Initial results showed that the model was 81% accurate for detecting LBD; 84% accurate for TDP-43; and, depending on how it was calculated, 76% to 93% accurate at detecting CAA. These results were more accurate than a reference model which did not include the brain scan data.

Next, the team tested the new model's ability to detect the other dementias on a separate group of people. The results were that 289 of these subjects were diagnosed with normal cognition, 376 had mild cognitive impairment, and 198 had Alzheimer's. The model detected TDP-43 in 49% and LBD in 24% of the participants who had Alzheimer's-like levels of amyloid as detected on other types of brain scans or by tau detected in cerebrospinal fluid samples. Moderate and severe CAA was detected in 32% of these participants and mild, moderate, or severe CAA was detected in 98% of them. These frequencies were similar to those reported in other studies based on autopsy analysis.

Further analysis of this second dataset supported the idea that these other forms of dementia may contribute to the cognitive decline experienced with Alzheimer's. The presence of amyloid and tau appeared to contribute to 26% to 36% of cognitive decline. Meanwhile, the presence of LBD, TDP-43, and CAA contributed to 24% to 25% of decline, and 8% to 12% of decline appeared to be due to demographics.

Lastly, the effects of using the model in screening participants for Alzheimer's clinical trials were evaluated. Overall, use of the model increased the sensitivity of the trial to detect changes in cognition related to Alzheimer's. This could help decrease the number of participants needed to test the effectiveness of treatments designed to target amyloid proteins.

Overall, this study's findings both support the role that LBD, TDP-43, CAA, and other forms of dementia may play in the cognitive decline experienced by people with Alzheimer's and provide, for the first time, a method for detecting risks for these dementias. Having a brain scan-based method for detecting these other forms of dementia could enable more personalized, precision medicine approaches in Alzheimer's clinical trials because improved diagnostic tools may help researchers better identify the most appropriate participants as well as treatments targeted to specific pathologies. Future studies will need to validate the model in larger and more diverse populations.

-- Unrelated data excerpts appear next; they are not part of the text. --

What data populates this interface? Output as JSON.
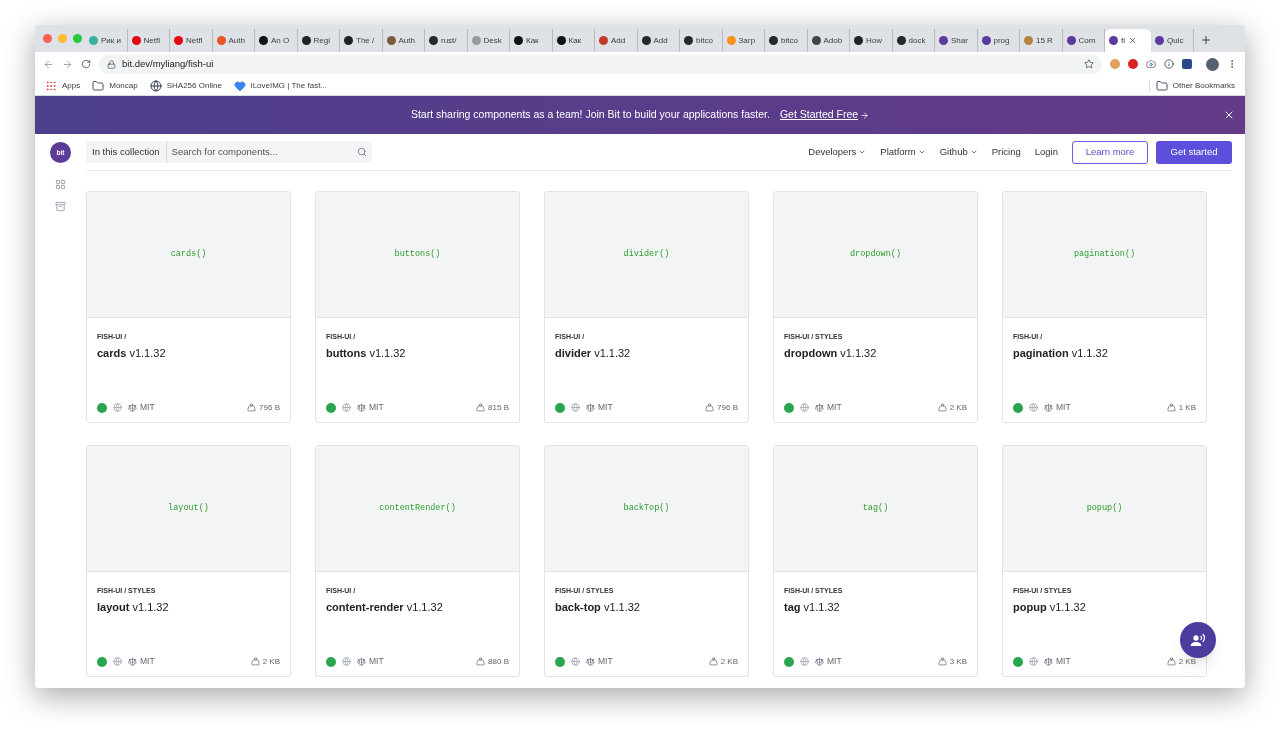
{
  "browser": {
    "tabs": [
      {
        "title": "Рик и",
        "color": "#3ab0a0",
        "selected": false
      },
      {
        "title": "Netfl",
        "color": "#e50914",
        "selected": false
      },
      {
        "title": "Netfl",
        "color": "#e50914",
        "selected": false
      },
      {
        "title": "Auth",
        "color": "#eb5424",
        "selected": false
      },
      {
        "title": "An O",
        "color": "#111111",
        "selected": false
      },
      {
        "title": "Regi",
        "color": "#222222",
        "selected": false
      },
      {
        "title": "The /",
        "color": "#222222",
        "selected": false
      },
      {
        "title": "Auth",
        "color": "#7a5c3a",
        "selected": false
      },
      {
        "title": "rust/",
        "color": "#24292e",
        "selected": false
      },
      {
        "title": "Desk",
        "color": "#9a9a9a",
        "selected": false
      },
      {
        "title": "Как",
        "color": "#111111",
        "selected": false
      },
      {
        "title": "Как",
        "color": "#111111",
        "selected": false
      },
      {
        "title": "Add",
        "color": "#c0392b",
        "selected": false
      },
      {
        "title": "Add",
        "color": "#24292e",
        "selected": false
      },
      {
        "title": "bitco",
        "color": "#24292e",
        "selected": false
      },
      {
        "title": "Загр",
        "color": "#f7931a",
        "selected": false
      },
      {
        "title": "bitco",
        "color": "#24292e",
        "selected": false
      },
      {
        "title": "Adob",
        "color": "#444444",
        "selected": false
      },
      {
        "title": "How",
        "color": "#222222",
        "selected": false
      },
      {
        "title": "dock",
        "color": "#24292e",
        "selected": false
      },
      {
        "title": "Shar",
        "color": "#5b3a9e",
        "selected": false
      },
      {
        "title": "prog",
        "color": "#5b3a9e",
        "selected": false
      },
      {
        "title": "15 R",
        "color": "#b5833f",
        "selected": false
      },
      {
        "title": "Com",
        "color": "#5b3a9e",
        "selected": false
      },
      {
        "title": "fi",
        "color": "#5b3a9e",
        "selected": true
      },
      {
        "title": "Quic",
        "color": "#5b3a9e",
        "selected": false
      }
    ],
    "address": "bit.dev/myliang/fish-ui",
    "bookmarks": [
      {
        "kind": "apps",
        "label": "Apps"
      },
      {
        "kind": "folder",
        "label": "Moncap"
      },
      {
        "kind": "globe",
        "label": "SHA256 Online"
      },
      {
        "kind": "heart",
        "label": "iLoveIMG | The fast..."
      }
    ],
    "other_bookmarks": "Other Bookmarks"
  },
  "banner": {
    "text": "Start sharing components as a team! Join Bit to build your applications faster.",
    "link": "Get Started Free"
  },
  "header": {
    "logo": "bit",
    "scope": "In this collection",
    "search": {
      "placeholder": "Search for components..."
    },
    "nav": [
      {
        "label": "Developers",
        "dropdown": true
      },
      {
        "label": "Platform",
        "dropdown": true
      },
      {
        "label": "Github",
        "dropdown": true
      },
      {
        "label": "Pricing",
        "dropdown": false
      },
      {
        "label": "Login",
        "dropdown": false
      }
    ],
    "secondary_button": "Learn more",
    "primary_button": "Get started"
  },
  "cards": [
    {
      "preview": "cards()",
      "scope": "FISH-UI /",
      "title": "**cards** v1.1.32",
      "license": "MIT",
      "size": "796 B"
    },
    {
      "preview": "buttons()",
      "scope": "FISH-UI /",
      "title": "**buttons** v1.1.32",
      "license": "MIT",
      "size": "815 B"
    },
    {
      "preview": "divider()",
      "scope": "FISH-UI /",
      "title": "**divider** v1.1.32",
      "license": "MIT",
      "size": "796 B"
    },
    {
      "preview": "dropdown()",
      "scope": "FISH-UI / STYLES",
      "title": "**dropdown** v1.1.32",
      "license": "MIT",
      "size": "2 KB"
    },
    {
      "preview": "pagination()",
      "scope": "FISH-UI /",
      "title": "**pagination** v1.1.32",
      "license": "MIT",
      "size": "1 KB"
    },
    {
      "preview": "layout()",
      "scope": "FISH-UI / STYLES",
      "title": "**layout** v1.1.32",
      "license": "MIT",
      "size": "2 KB"
    },
    {
      "preview": "contentRender()",
      "scope": "FISH-UI /",
      "title": "**content-render** v1.1.32",
      "license": "MIT",
      "size": "880 B"
    },
    {
      "preview": "backTop()",
      "scope": "FISH-UI / STYLES",
      "title": "**back-top** v1.1.32",
      "license": "MIT",
      "size": "2 KB"
    },
    {
      "preview": "tag()",
      "scope": "FISH-UI / STYLES",
      "title": "**tag** v1.1.32",
      "license": "MIT",
      "size": "3 KB"
    },
    {
      "preview": "popup()",
      "scope": "FISH-UI / STYLES",
      "title": "**popup** v1.1.32",
      "license": "MIT",
      "size": "2 KB"
    }
  ]
}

This research was supported in part by NIA grants AG024904, AG068057, AG058676, AG074855, AG066444, AG00561, AG026276, AG003991, AG043434, AG016976, AG003991, AG028383, AG013854, AG047366, AG005133, AG005681, AG024904, AG068057-01, and AG058676.

These activities relate to the following NIH AD+ADRD Research Implementation Milestones:

Reference: Tosun D, et al. Identifying individuals with non-Alzheimer's disease co-pathologies: A precision medicine approach to clinical trials in sporadic Alzheimer's disease. Alzheimer's & Dementia. 2024;20(1):421-436. doi: 10.1002/alz.13447.